- July 24, 2019
- Posted by: Josiah Hincks Solicitors
- Category: Legal News, News
Judges frequently apply commercial common sense in interpreting contracts – but that does not mean that they will employ hindsight to relieve one side or the other from the consequences of what turns out to be a bad deal. The High Court made that point in ruling on a railway infrastructure dispute.
A company had engaged a contractor to upgrade the power supply on two sections of a nationally important railway line. The contractor was entitled to recover the costs of the work from the company, but that did not apply to any costs that had arisen due to the contractor’s ‘default’. A dispute arose as to the true meaning of that single word in the context of the contract and, after the parties were unable to come to terms, the matter was referred to the Court for resolution.
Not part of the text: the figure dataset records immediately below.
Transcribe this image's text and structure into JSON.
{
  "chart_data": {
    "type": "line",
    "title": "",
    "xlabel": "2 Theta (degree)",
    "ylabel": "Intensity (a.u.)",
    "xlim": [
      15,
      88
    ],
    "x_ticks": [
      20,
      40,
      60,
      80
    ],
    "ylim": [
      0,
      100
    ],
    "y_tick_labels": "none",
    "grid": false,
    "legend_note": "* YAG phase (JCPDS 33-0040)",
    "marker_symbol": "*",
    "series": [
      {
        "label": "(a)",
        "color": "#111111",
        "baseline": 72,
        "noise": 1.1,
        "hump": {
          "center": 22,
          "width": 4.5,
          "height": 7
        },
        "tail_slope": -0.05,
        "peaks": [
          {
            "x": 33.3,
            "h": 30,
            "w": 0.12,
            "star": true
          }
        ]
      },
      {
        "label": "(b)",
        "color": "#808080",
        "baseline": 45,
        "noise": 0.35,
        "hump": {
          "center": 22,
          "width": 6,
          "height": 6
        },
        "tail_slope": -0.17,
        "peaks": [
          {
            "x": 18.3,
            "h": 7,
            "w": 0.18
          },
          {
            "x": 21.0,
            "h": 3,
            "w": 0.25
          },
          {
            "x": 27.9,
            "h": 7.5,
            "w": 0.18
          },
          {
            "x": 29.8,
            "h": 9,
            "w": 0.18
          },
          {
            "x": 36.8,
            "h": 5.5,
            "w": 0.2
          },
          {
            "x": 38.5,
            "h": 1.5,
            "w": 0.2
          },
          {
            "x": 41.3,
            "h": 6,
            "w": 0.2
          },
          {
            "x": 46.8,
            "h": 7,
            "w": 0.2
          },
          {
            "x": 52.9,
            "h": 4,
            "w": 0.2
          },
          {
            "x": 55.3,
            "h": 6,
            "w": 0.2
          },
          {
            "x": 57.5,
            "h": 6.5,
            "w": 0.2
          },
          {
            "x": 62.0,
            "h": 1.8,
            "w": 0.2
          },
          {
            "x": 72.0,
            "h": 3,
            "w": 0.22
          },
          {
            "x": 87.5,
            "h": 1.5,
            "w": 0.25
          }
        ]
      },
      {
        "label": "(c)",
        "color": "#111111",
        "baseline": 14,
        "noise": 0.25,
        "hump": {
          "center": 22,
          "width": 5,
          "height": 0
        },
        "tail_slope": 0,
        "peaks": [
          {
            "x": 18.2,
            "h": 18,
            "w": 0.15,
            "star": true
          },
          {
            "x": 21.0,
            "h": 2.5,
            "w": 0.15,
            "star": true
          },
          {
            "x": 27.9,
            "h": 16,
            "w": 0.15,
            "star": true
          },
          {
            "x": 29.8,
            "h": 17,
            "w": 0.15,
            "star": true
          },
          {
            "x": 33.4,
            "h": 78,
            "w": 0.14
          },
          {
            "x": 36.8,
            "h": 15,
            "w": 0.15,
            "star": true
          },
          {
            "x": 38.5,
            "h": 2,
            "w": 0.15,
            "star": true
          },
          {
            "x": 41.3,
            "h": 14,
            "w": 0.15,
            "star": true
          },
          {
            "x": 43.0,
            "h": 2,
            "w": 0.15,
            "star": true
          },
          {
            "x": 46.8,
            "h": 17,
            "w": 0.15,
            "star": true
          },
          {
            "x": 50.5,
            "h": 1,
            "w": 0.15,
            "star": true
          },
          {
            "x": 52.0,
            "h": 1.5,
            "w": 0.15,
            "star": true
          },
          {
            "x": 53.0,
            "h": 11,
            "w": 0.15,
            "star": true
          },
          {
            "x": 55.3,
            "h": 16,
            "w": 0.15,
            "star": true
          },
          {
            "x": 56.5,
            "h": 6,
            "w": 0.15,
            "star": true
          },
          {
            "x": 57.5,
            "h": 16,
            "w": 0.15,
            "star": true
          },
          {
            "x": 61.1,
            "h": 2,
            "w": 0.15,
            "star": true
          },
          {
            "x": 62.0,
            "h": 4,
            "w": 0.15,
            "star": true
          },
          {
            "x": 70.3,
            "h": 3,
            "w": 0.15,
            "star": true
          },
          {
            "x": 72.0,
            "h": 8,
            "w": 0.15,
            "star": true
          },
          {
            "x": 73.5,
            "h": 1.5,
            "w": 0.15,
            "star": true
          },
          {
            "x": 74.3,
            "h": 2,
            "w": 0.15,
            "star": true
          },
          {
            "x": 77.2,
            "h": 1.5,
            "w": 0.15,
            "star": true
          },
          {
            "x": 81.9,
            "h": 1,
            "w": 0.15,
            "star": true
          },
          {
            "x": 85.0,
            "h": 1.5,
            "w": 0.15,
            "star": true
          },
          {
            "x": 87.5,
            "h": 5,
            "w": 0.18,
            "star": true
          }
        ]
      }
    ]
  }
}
The contractor argued that, when viewed against the background of other relevant clauses in the contract, the nature of the works and the intentions of the parties, business common sense dictated that ‘default’ had to mean a wilful and deliberate failure. It could not apply to all failures, no matter how small or insignificant.
The Court, however, preferred the company’s argument that the word referred to any failure to comply with a contractual obligation. In granting the company a declaration to that effect, the Court noted that the mere fact that the contract had worked out badly for the contractor did not mean that ‘default’ should be interpreted other than in accordance with its natural and ordinary meaning. However imprudent the contract may have been from the contractor’s point of view, it would be unprincipled to adopt an unnatural interpretation with the wisdom of hindsight.